2025-04-07 12:28:04; Aktualizacja: 5 godzin temu
Roberto Mancini z sensacyjnym powrotem?! Może poprowadzić reprezentanta Polski Fot. Hu Xingyu/Xinhua/PressFocus
Paweł Hanejko
Paweł Hanejko Źródło: Gianluca Di Marzio

Roberto Mancini może wkrótce wrócić na ławkę trenerską. Jak informuje Gianluca Di Marzio, były selekcjoner Włochów niespodziewanie znalazł się na celowniku Sampdorii.

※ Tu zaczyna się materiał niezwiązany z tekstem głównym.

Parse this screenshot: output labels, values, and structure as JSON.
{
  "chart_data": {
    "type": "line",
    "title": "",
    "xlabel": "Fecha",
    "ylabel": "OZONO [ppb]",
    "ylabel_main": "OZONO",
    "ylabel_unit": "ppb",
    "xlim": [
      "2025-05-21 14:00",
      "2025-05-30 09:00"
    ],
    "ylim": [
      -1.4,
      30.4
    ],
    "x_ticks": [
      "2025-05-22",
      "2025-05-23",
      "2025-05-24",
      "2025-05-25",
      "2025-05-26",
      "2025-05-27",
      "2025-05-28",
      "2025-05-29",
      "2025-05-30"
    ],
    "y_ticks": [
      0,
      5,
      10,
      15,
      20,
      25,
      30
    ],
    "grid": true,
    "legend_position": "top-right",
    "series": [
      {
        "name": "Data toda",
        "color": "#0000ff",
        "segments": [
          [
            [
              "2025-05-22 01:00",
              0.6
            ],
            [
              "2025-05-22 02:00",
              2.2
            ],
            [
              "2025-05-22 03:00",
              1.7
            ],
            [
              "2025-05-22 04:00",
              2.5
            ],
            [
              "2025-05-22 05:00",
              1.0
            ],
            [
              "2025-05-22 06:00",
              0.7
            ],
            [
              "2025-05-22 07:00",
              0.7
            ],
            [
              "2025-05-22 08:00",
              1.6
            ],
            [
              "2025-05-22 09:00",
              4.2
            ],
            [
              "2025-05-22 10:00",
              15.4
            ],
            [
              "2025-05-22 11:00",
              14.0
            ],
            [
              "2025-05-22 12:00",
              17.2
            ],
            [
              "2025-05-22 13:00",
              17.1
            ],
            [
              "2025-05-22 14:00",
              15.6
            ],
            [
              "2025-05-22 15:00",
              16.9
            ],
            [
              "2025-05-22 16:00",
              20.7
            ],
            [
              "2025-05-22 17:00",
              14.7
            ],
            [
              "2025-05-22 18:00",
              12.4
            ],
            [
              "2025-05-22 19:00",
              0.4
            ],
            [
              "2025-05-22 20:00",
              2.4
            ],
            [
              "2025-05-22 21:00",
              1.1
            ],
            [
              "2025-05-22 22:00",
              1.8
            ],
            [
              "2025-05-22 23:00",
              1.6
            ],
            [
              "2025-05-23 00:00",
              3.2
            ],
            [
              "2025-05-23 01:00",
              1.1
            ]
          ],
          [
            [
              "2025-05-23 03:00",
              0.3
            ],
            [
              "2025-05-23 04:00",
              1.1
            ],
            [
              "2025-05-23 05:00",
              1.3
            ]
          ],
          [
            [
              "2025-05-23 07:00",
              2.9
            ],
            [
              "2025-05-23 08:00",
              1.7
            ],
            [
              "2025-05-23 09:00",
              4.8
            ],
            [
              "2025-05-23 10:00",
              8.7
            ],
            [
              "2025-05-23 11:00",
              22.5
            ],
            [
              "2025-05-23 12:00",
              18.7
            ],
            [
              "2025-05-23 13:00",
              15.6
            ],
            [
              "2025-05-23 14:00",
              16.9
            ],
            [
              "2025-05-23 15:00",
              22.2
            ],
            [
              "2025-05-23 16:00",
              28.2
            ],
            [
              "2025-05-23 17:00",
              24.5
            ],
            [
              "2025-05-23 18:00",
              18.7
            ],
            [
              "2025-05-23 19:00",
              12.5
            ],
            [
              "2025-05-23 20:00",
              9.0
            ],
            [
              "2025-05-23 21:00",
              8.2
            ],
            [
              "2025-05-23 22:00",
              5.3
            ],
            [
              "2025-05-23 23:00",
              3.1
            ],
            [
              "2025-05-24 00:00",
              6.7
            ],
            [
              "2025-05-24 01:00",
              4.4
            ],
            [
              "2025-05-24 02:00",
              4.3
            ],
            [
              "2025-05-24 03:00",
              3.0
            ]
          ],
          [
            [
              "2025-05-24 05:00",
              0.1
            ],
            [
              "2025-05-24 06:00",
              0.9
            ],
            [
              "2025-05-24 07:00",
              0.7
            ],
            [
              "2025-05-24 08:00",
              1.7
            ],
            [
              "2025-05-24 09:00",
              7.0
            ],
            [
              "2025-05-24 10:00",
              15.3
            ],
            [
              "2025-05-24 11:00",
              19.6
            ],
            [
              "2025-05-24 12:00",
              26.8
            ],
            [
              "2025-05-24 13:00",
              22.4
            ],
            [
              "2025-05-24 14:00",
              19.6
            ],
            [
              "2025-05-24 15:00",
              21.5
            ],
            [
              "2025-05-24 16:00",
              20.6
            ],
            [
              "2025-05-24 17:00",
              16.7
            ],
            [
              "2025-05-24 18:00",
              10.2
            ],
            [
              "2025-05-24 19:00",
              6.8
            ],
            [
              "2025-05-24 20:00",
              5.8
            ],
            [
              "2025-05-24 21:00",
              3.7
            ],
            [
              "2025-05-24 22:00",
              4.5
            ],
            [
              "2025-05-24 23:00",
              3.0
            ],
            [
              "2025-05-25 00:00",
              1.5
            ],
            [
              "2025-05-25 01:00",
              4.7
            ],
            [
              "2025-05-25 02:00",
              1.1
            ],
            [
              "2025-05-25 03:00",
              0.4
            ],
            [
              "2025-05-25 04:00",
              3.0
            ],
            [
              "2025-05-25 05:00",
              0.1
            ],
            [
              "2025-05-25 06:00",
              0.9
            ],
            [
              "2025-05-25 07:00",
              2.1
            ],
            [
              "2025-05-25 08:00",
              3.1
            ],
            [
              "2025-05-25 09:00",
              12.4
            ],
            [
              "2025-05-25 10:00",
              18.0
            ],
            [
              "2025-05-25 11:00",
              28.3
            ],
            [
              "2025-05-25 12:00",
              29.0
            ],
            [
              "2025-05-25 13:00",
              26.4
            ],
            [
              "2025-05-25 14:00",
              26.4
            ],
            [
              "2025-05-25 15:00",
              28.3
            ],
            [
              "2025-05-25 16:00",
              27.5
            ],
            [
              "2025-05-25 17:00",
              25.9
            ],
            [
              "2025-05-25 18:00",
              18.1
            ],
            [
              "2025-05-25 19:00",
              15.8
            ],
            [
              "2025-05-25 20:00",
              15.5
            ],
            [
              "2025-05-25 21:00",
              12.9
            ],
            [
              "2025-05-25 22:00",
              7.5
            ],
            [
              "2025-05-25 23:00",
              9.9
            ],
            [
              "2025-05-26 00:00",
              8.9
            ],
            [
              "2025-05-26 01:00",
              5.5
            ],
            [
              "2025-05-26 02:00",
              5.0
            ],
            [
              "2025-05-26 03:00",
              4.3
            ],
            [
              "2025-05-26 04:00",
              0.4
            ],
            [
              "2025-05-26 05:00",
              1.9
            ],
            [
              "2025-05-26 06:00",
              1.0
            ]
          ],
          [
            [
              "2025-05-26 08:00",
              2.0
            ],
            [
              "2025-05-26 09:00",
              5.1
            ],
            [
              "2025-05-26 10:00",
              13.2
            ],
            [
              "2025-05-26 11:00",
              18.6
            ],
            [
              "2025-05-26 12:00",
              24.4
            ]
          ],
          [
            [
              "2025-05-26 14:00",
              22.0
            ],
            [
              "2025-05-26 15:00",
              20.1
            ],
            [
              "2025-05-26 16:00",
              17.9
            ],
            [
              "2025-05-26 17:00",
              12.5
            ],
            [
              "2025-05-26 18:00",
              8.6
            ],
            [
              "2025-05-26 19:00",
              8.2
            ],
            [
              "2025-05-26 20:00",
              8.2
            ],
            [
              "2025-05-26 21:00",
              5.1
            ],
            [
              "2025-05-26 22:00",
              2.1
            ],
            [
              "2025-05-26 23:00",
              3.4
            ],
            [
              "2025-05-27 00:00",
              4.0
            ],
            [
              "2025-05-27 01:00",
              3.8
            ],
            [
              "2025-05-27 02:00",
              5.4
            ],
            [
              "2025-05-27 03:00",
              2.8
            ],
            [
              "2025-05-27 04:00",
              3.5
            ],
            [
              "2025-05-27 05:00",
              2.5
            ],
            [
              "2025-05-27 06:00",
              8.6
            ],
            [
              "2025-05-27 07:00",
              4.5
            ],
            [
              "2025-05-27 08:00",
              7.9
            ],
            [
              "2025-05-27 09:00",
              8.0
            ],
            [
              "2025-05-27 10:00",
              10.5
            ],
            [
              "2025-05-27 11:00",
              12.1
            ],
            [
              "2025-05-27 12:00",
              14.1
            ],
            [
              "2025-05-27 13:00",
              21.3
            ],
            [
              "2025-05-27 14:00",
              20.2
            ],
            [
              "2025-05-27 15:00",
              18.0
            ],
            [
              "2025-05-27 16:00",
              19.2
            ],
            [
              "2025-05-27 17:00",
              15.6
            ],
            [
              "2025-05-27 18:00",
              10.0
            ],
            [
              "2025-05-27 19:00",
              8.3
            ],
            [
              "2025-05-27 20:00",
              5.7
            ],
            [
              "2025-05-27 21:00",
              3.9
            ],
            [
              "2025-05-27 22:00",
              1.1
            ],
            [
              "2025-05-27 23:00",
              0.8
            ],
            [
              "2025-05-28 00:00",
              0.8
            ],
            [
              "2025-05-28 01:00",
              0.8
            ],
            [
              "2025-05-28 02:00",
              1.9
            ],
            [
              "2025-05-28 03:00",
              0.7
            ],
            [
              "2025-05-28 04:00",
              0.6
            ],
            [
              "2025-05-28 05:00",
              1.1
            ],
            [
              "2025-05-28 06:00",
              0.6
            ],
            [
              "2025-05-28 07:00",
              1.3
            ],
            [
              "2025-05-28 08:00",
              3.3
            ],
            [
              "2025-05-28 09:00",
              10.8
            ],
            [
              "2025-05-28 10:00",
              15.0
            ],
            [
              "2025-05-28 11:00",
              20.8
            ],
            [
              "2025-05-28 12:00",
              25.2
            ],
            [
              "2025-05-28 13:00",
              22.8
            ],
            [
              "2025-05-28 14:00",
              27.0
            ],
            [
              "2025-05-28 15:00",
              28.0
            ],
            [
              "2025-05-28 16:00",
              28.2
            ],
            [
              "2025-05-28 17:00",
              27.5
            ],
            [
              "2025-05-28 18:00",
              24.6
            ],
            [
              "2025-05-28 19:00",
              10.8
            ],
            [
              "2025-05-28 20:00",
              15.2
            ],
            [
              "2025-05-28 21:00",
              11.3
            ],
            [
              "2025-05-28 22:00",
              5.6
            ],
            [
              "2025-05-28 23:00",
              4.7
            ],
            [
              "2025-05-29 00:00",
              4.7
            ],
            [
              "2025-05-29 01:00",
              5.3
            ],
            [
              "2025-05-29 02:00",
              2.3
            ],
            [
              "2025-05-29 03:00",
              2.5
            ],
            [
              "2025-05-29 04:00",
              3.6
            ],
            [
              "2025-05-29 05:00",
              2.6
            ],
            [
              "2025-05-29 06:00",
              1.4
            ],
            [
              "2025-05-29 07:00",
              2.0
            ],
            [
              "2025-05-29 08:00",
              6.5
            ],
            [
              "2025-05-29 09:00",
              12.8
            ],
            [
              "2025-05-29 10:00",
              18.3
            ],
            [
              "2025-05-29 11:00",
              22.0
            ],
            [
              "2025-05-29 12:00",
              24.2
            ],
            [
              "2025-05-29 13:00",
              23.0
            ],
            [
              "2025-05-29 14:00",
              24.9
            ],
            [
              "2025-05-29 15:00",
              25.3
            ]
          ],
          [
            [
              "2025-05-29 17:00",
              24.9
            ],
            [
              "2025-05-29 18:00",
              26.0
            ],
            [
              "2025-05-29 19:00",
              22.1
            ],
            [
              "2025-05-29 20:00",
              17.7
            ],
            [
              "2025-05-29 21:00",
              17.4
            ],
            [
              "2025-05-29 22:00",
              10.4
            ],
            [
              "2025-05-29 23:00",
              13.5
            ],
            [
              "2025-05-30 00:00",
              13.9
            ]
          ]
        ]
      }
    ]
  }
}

Po kolejnej kompromitującej porażce, tym razem ze Spezią, sytuacja Sampdorii jest tak dramatyczna. Do tego stopnia, że piłkarze nie mogli nawet wrócić do miasta z obawy przed wściekłymi kibicami. Leonardo Semplici stoi nad przepaścią - zaledwie 15 punktów w 16 meczach zepchnęło Sampę na przedostatnie miejsce w tabeli. Widmo historycznego spadku z ligi stało się przerażająco realne.

W klubowych korytarzach trwają gorączkowe narady. Prezes Manfredi wie, że tylko szokujący ruch może wyrwać drużynę z kryzysu. I takiego właśnie zamierza dokonać, sięgając po rozwiązanie, elektryzujące całe piłkarskie Włochy - Roberto Manciniego.

To, co początkowo było tylko „żartem” wśród byłych mistrzów Włoch z Sampdorii, przekształciło się w realny scenariusz. Były selekcjoner Azzurrich, który jako zawodnik tworzył legendę „Blucerchiatich” zdobywając z klubem historyczne Scudetto, faktycznie rozważa sensacyjny powrót na ławkę trenerską zespołu z Genui.

Dla Manciniego nie byłaby to jednak zwykła praca - to misja ratunkowa dla klubu, który nosi głęboko w sercu. Plan zakłada stworzenie prawdziwej „Dream Team” sztabu szkoleniowego, z udziałem byłych kolegów z boiska.

„Mancio” rezerwuje sobie kilka godzin na ostateczną decyzję. Jeśli da zielone światło - natychmiast rozpocznie operację ratunkową.

W przypadku fiaska tej sensacyjnej opcji gotowy do działania pozostaje plan B - sprawdzony w bojach o utrzymanie Beppe Iachini. Trener, który już raz poprowadził Sampę do awansu w 2012 roku, zadeklarował gotowość do natychmiastowego podjęcia wyzwania.

Piłkarzem Sampdorii jest reprezentant Polski, Bartosz Bereszyński.